The Metasploit security testing tool now works more smoothly on Windows, according to its developers.
Metasploit 3.0 has been rewritten in Ruby to make it faster and less buggy for Windows users, who make up the great majority of the software's users according to Metasploit developer HD Moore.
"Ninety-eight percent of our entire user base runs on Windows and they were really poorly supported," Moore said. By rewriting the program, developers expect to attract new users who had previously been frustrated by the effort required to run Metasploit on Windows. "We're guessing that we'll probably get 20 to 30 percent more users just from our improved Windows support," he said.

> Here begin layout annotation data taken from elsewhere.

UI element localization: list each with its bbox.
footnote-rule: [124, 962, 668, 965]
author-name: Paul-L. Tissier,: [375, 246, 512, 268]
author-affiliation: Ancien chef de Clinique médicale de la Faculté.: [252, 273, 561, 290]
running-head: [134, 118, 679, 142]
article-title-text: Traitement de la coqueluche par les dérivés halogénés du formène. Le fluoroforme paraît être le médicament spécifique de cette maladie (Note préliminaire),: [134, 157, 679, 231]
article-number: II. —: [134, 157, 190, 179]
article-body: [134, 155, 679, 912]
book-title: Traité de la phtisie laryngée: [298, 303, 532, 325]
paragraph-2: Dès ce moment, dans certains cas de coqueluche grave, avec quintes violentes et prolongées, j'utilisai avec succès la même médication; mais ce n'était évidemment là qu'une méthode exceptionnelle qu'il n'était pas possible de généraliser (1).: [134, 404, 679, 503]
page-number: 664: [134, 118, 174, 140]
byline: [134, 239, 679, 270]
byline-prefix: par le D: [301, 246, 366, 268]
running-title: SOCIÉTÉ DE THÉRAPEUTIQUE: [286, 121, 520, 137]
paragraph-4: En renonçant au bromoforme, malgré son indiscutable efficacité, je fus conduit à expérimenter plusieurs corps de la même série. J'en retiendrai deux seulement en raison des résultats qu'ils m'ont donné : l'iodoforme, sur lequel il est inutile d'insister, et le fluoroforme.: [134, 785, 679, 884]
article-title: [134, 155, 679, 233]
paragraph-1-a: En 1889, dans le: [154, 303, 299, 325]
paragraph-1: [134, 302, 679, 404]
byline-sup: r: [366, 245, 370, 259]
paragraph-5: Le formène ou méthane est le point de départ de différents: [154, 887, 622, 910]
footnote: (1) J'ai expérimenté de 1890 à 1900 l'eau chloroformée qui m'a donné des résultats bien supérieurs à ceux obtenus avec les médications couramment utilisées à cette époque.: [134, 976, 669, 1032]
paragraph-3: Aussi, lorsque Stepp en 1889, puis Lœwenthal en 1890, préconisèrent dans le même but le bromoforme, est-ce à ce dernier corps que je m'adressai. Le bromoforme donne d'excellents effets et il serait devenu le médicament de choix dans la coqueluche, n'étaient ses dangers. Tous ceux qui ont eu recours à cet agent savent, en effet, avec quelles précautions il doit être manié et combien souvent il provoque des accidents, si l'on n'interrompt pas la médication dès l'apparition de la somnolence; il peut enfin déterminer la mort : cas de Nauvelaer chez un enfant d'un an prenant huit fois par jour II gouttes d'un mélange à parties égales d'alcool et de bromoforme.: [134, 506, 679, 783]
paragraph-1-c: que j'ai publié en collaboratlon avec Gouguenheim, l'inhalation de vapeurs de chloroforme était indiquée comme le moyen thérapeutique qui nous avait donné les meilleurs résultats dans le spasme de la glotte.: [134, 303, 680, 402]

Metasploit has been installed on more than 100,000 computers to date, Moore said. Within 12 hours of the 3.0 release yesterday, the new code had been downloaded by about 7,500 systems, despite a denial of service attack on the Metasploit.com web site.
The new version of the hacking tool includes a jazzed-up web interface and much more modest resource requirements on Windows PCs. Metasploit 2.7, which was written in Perl, uses between 128MB and 256MB of memory: with version 3.0 that has dropped to 32MB, Moore said.
With the rewrite, Metasploit now uses a modular architecture that will make it easy for developers to integrate new exploit code and testing tools into the software.
Previously the framework was focused on developing exploits, but with the 3.0 changes, the software can now be used to do new things like test networks for flaws and merge new hacking tools within the Metasploit framework, Moore said. "We're kind of the security tool amoeba at this point, where any time anyone has an interesting security tool, we can go, 'Great, absorb.'"
Metasploit developers have also tightened up the licensing terms for their software, which had previously been offered under both the GNU General Public License and the Artistic license, used by Perl.
Under the new Metasploit Framework License used by version 3.0, companies will no longer be able to sell the core Metasploit software, a practice that had been on the rise, according to Moore.
"We didn't want other companies reselling and repackaging it," he said. "We figured that people would be good community Samaritans and would contribute back to us ... but that wasn't happening."
Companies will be able to sell their own Metasploit modules, however, Moore said.